I am STILL having trouble obviously with Kira's passing. I've lost my furbabies before. They're kin and kindred... like my children. But death is only a door to the next journey. So it never really shakes me much or for long. 

But my Kira wasn't just a member of the family, one of my children. He was a baby, and THE baby. If you think of it in terms of a human family, and we consider all the other 9 kitties I've had... Kira would be like the youngest... the baby. But by his temperament, who he was, he also WAS a baby... 12 to 18 months old. Just walking and talking, still clinging to Mommy but friendly to everyone! He -NEVER, EVER- scratched or bit anyone!! He gave his unconditional love and trust to everyone and all he wanted in return was love and food. He had NO level of independence. I'd known so many cats and raised and loved 9 others myself and every cat has some level of independence but not Kira. He had a dog's dependence... that level of need for love and approval! He even loved to snuggle! His favorite position for me to hold him in was the "infant shoulder burping" position with me wrapping my arms around him and giving him a little squeeze as a hug! And if I stopped too soon, he would hook his neck around my neck aggressively to let me know he wanted more! A lot of times, while I was holding him in that position, he would lay his head down on my shoulder and go to sleep!

Anyway, what I'm saying is that losing Kira was losing a baby, an infant! Your youngest, your favored even? I dunno. And I just can't seem to let him go.


----------



## sophbett29 (Apr 15, 2007)

I too have bipolar, and also am in mourning, Miss Betty left me May 24 of this year. I want to say it'll get better, but you already know this and if you want to hear it, you'll remind yourself.
I will say that when my bipolar kicks up, its sometimes easier to ride out when I know it happened because I was overwhelmed by the love I have/had for a pet, Miss Betty still makes me cry, but I know that she and your Kira wouldn't want either of us going to ground when they are still loving us like they never left.
hugs to you, and that 'two people vibrating' is the best description I've heard in a long time. rest.


----------



## hrlw817 (Oct 4, 2012)

So sorry for your loss of Kira. It is very painful when our furry children leave us.

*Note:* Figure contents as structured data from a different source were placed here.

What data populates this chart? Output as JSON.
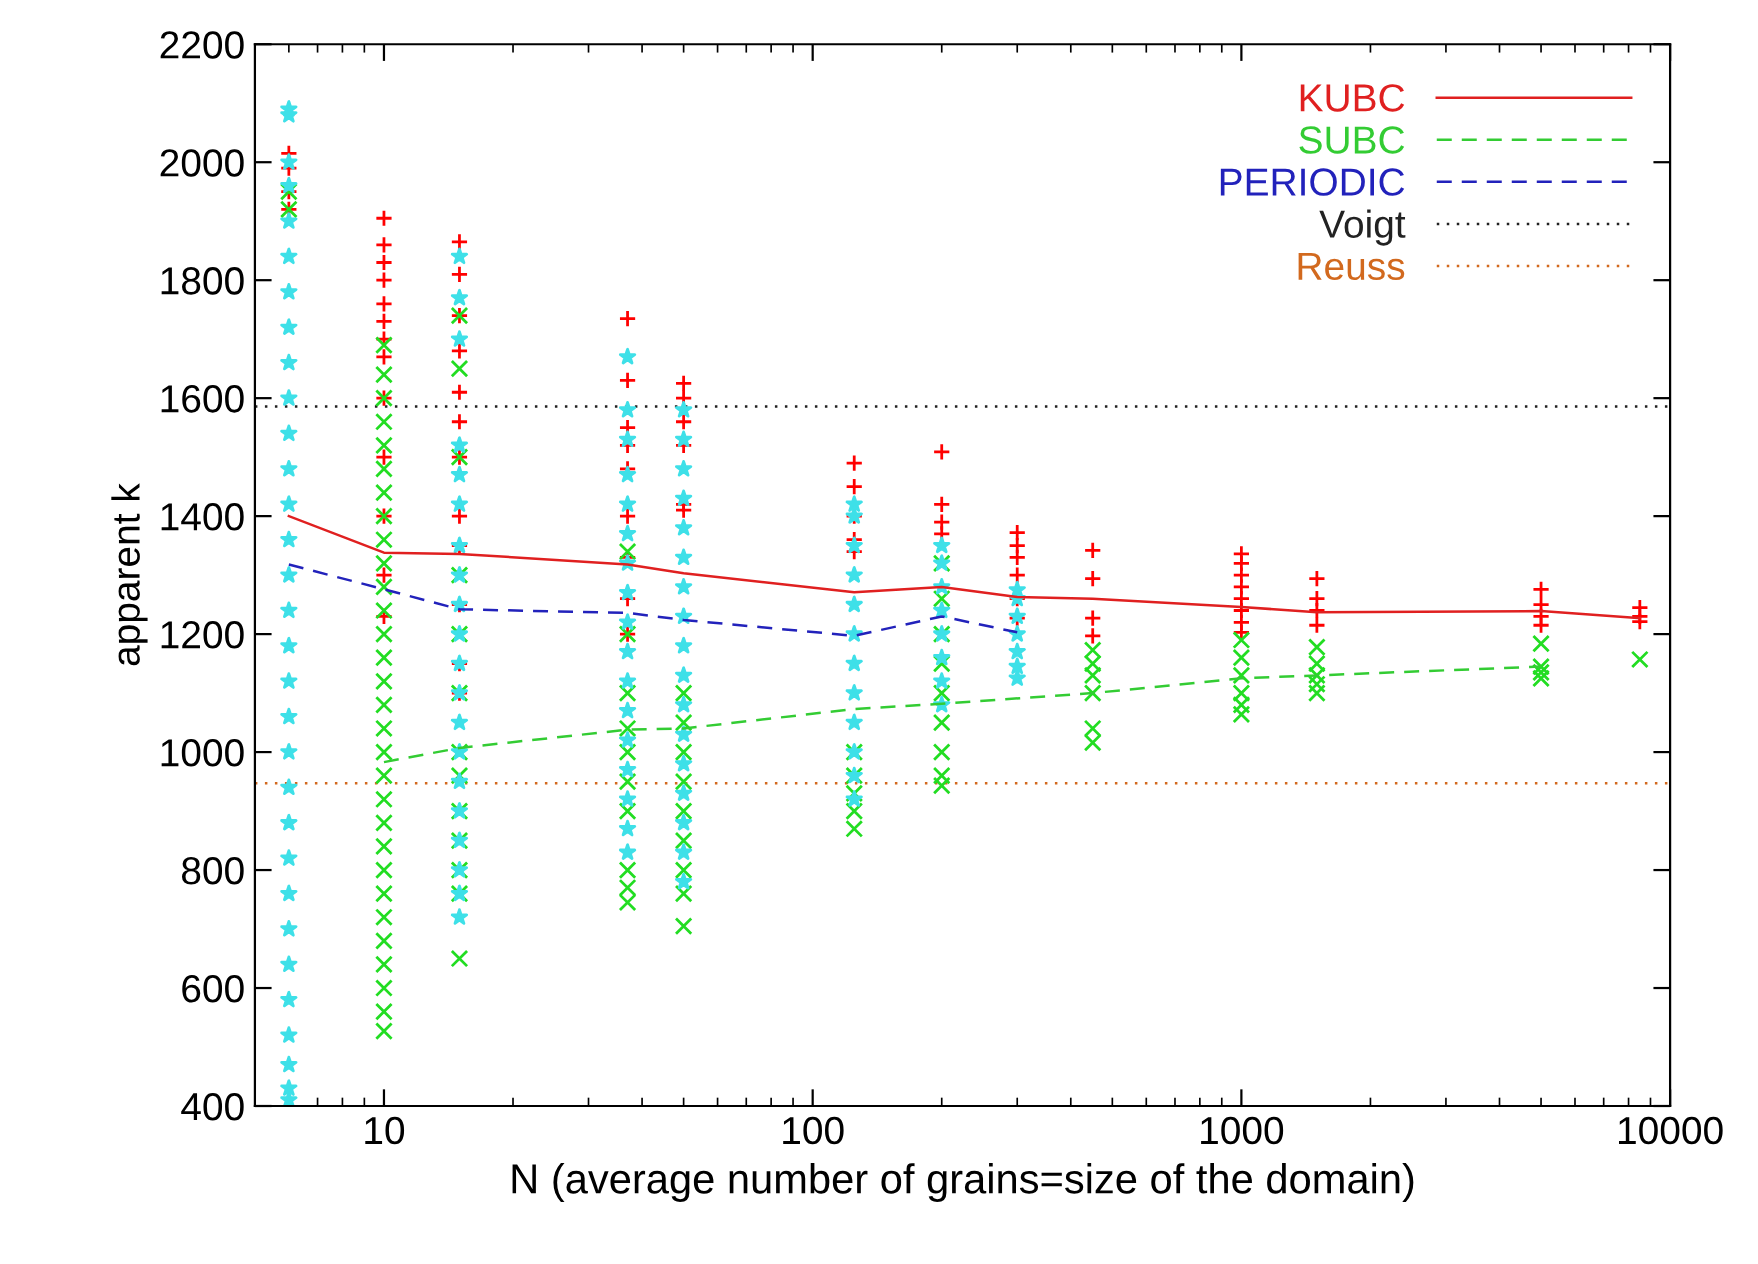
{
  "chart_data": {
    "type": "scatter",
    "xlabel": "N (average number of grains=size of the domain)",
    "ylabel": "apparent k",
    "log": "x",
    "xlim": [
      5,
      10000
    ],
    "xticks": [
      10,
      100,
      1000,
      10000
    ],
    "ylim": [
      400,
      2200
    ],
    "yticks": [
      400,
      600,
      800,
      1000,
      1200,
      1400,
      1600,
      1800,
      2000,
      2200
    ],
    "grid": false,
    "legend": "top right",
    "series": [
      {
        "color": "#ff0000",
        "marker": "cross",
        "x": [
          6,
          6,
          6,
          6,
          10,
          10,
          10,
          10,
          10,
          10,
          10,
          10,
          10,
          10,
          10,
          10,
          10,
          15,
          15,
          15,
          15,
          15,
          15,
          15,
          15,
          15,
          15,
          15,
          15,
          37,
          37,
          37,
          37,
          37,
          37,
          37,
          37,
          37,
          50,
          50,
          50,
          50,
          50,
          50,
          125,
          125,
          125,
          125,
          125,
          200,
          200,
          200,
          200,
          300,
          300,
          300,
          300,
          300,
          300,
          450,
          450,
          450,
          450,
          1000,
          1000,
          1000,
          1000,
          1000,
          1000,
          1000,
          1000,
          1500,
          1500,
          1500,
          1500,
          5000,
          5000,
          5000,
          5000,
          8500,
          8500,
          8500
        ],
        "values": [
          1920,
          1950,
          1990,
          2015,
          1230,
          1300,
          1400,
          1500,
          1600,
          1670,
          1700,
          1730,
          1760,
          1800,
          1830,
          1860,
          1905,
          1100,
          1150,
          1250,
          1350,
          1400,
          1500,
          1560,
          1610,
          1680,
          1740,
          1810,
          1865,
          1200,
          1260,
          1330,
          1400,
          1480,
          1520,
          1550,
          1630,
          1735,
          1410,
          1420,
          1520,
          1560,
          1600,
          1625,
          1340,
          1360,
          1400,
          1450,
          1490,
          1370,
          1390,
          1420,
          1509,
          1227,
          1260,
          1300,
          1330,
          1350,
          1372,
          1197,
          1227,
          1294,
          1342,
          1203,
          1220,
          1240,
          1260,
          1280,
          1300,
          1320,
          1336,
          1215,
          1240,
          1260,
          1294,
          1215,
          1230,
          1250,
          1276,
          1221,
          1230,
          1245
        ]
      },
      {
        "color": "#22dd22",
        "marker": "x",
        "x": [
          6,
          6,
          10,
          10,
          10,
          10,
          10,
          10,
          10,
          10,
          10,
          10,
          10,
          10,
          10,
          10,
          10,
          10,
          10,
          10,
          10,
          10,
          10,
          10,
          10,
          10,
          10,
          10,
          10,
          10,
          10,
          10,
          15,
          15,
          15,
          15,
          15,
          15,
          15,
          15,
          15,
          15,
          15,
          15,
          15,
          37,
          37,
          37,
          37,
          37,
          37,
          37,
          37,
          37,
          37,
          50,
          50,
          50,
          50,
          50,
          50,
          50,
          50,
          50,
          125,
          125,
          125,
          125,
          125,
          200,
          200,
          200,
          200,
          200,
          200,
          200,
          200,
          200,
          450,
          450,
          450,
          450,
          450,
          450,
          1000,
          1000,
          1000,
          1000,
          1000,
          1000,
          1500,
          1500,
          1500,
          1500,
          1500,
          5000,
          5000,
          5000,
          5000,
          8500
        ],
        "values": [
          1920,
          1950,
          527,
          560,
          600,
          640,
          680,
          720,
          760,
          800,
          840,
          880,
          920,
          960,
          1000,
          1040,
          1080,
          1120,
          1160,
          1200,
          1240,
          1280,
          1320,
          1360,
          1400,
          1440,
          1480,
          1520,
          1560,
          1600,
          1640,
          1690,
          650,
          760,
          800,
          850,
          900,
          960,
          1000,
          1100,
          1200,
          1300,
          1500,
          1650,
          1740,
          745,
          770,
          800,
          900,
          950,
          1000,
          1040,
          1100,
          1200,
          1340,
          705,
          760,
          800,
          850,
          900,
          950,
          1000,
          1050,
          1100,
          870,
          900,
          930,
          960,
          1000,
          943,
          960,
          1000,
          1050,
          1100,
          1150,
          1200,
          1260,
          1320,
          1016,
          1040,
          1100,
          1130,
          1150,
          1173,
          1064,
          1080,
          1100,
          1130,
          1160,
          1190,
          1100,
          1115,
          1130,
          1150,
          1178,
          1125,
          1135,
          1145,
          1184,
          1157
        ]
      },
      {
        "color": "#3ee0e8",
        "marker": "star",
        "x": [
          6,
          6,
          6,
          6,
          6,
          6,
          6,
          6,
          6,
          6,
          6,
          6,
          6,
          6,
          6,
          6,
          6,
          6,
          6,
          6,
          6,
          6,
          6,
          6,
          6,
          6,
          6,
          6,
          6,
          6,
          6,
          15,
          15,
          15,
          15,
          15,
          15,
          15,
          15,
          15,
          15,
          15,
          15,
          15,
          15,
          15,
          15,
          15,
          15,
          15,
          15,
          37,
          37,
          37,
          37,
          37,
          37,
          37,
          37,
          37,
          37,
          37,
          37,
          37,
          37,
          37,
          37,
          37,
          50,
          50,
          50,
          50,
          50,
          50,
          50,
          50,
          50,
          50,
          50,
          50,
          50,
          50,
          50,
          50,
          50,
          125,
          125,
          125,
          125,
          125,
          125,
          125,
          125,
          125,
          125,
          125,
          125,
          200,
          200,
          200,
          200,
          200,
          200,
          200,
          200,
          300,
          300,
          300,
          300,
          300,
          300,
          300
        ],
        "values": [
          410,
          430,
          470,
          520,
          580,
          640,
          700,
          760,
          820,
          880,
          940,
          1000,
          1060,
          1120,
          1180,
          1240,
          1300,
          1360,
          1420,
          1480,
          1540,
          1600,
          1660,
          1720,
          1780,
          1840,
          1900,
          1960,
          2000,
          2080,
          2090,
          720,
          760,
          800,
          850,
          900,
          950,
          1000,
          1050,
          1100,
          1150,
          1200,
          1250,
          1300,
          1350,
          1420,
          1470,
          1520,
          1700,
          1770,
          1840,
          830,
          870,
          920,
          970,
          1020,
          1070,
          1120,
          1170,
          1220,
          1270,
          1320,
          1370,
          1420,
          1470,
          1530,
          1580,
          1670,
          780,
          830,
          880,
          930,
          980,
          1030,
          1080,
          1130,
          1180,
          1230,
          1280,
          1330,
          1380,
          1430,
          1480,
          1530,
          1580,
          920,
          960,
          1000,
          1050,
          1100,
          1150,
          1200,
          1250,
          1300,
          1350,
          1400,
          1420,
          1080,
          1120,
          1160,
          1200,
          1240,
          1280,
          1320,
          1350,
          1125,
          1145,
          1170,
          1200,
          1230,
          1260,
          1275
        ]
      },
      {
        "type": "line",
        "name": "KUBC",
        "color": "#e02020",
        "line_style": "solid",
        "x": [
          6,
          10,
          15,
          37,
          50,
          125,
          200,
          300,
          450,
          1000,
          1500,
          5000,
          8500
        ],
        "values": [
          1400,
          1338,
          1336,
          1318,
          1303,
          1271,
          1280,
          1263,
          1260,
          1246,
          1237,
          1239,
          1227
        ]
      },
      {
        "type": "line",
        "name": "SUBC",
        "color": "#33cc33",
        "line_style": "dashed",
        "x": [
          10,
          15,
          37,
          50,
          125,
          200,
          450,
          1000,
          1500,
          5000
        ],
        "values": [
          983,
          1007,
          1038,
          1040,
          1073,
          1082,
          1100,
          1125,
          1130,
          1145
        ]
      },
      {
        "type": "line",
        "name": "PERIODIC",
        "color": "#2222bb",
        "line_style": "dashed",
        "x": [
          6,
          10,
          15,
          37,
          50,
          125,
          200,
          300
        ],
        "values": [
          1318,
          1276,
          1242,
          1236,
          1224,
          1197,
          1230,
          1203
        ]
      }
    ],
    "ref_lines": [
      {
        "axis": "y",
        "value": 1586,
        "label": "Voigt",
        "color": "#222222",
        "line_style": "dotted"
      },
      {
        "axis": "y",
        "value": 947,
        "label": "Reuss",
        "color": "#d2691e",
        "line_style": "dotted"
      }
    ]
  }
}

I lost my 13 year old Abby back in December and it was a very tough Christmas without her around.
I do think about her every single day and some days are better than others for me. I just keep telling myself how honored I was to have Abby in my life and I gave her the best home possible. I hope you find some peace in your heart.


----------



## cat owner again (Dec 14, 2012)

I am so sorry for your loss and sadness. It's not easy. Try to keep busy and distracted with other things that might help you cope.


----------



## spirite (Jul 31, 2012)

Anjalena, I'm so sorry you've had such a difficult past year.  Sending lots of hugs to you.


----------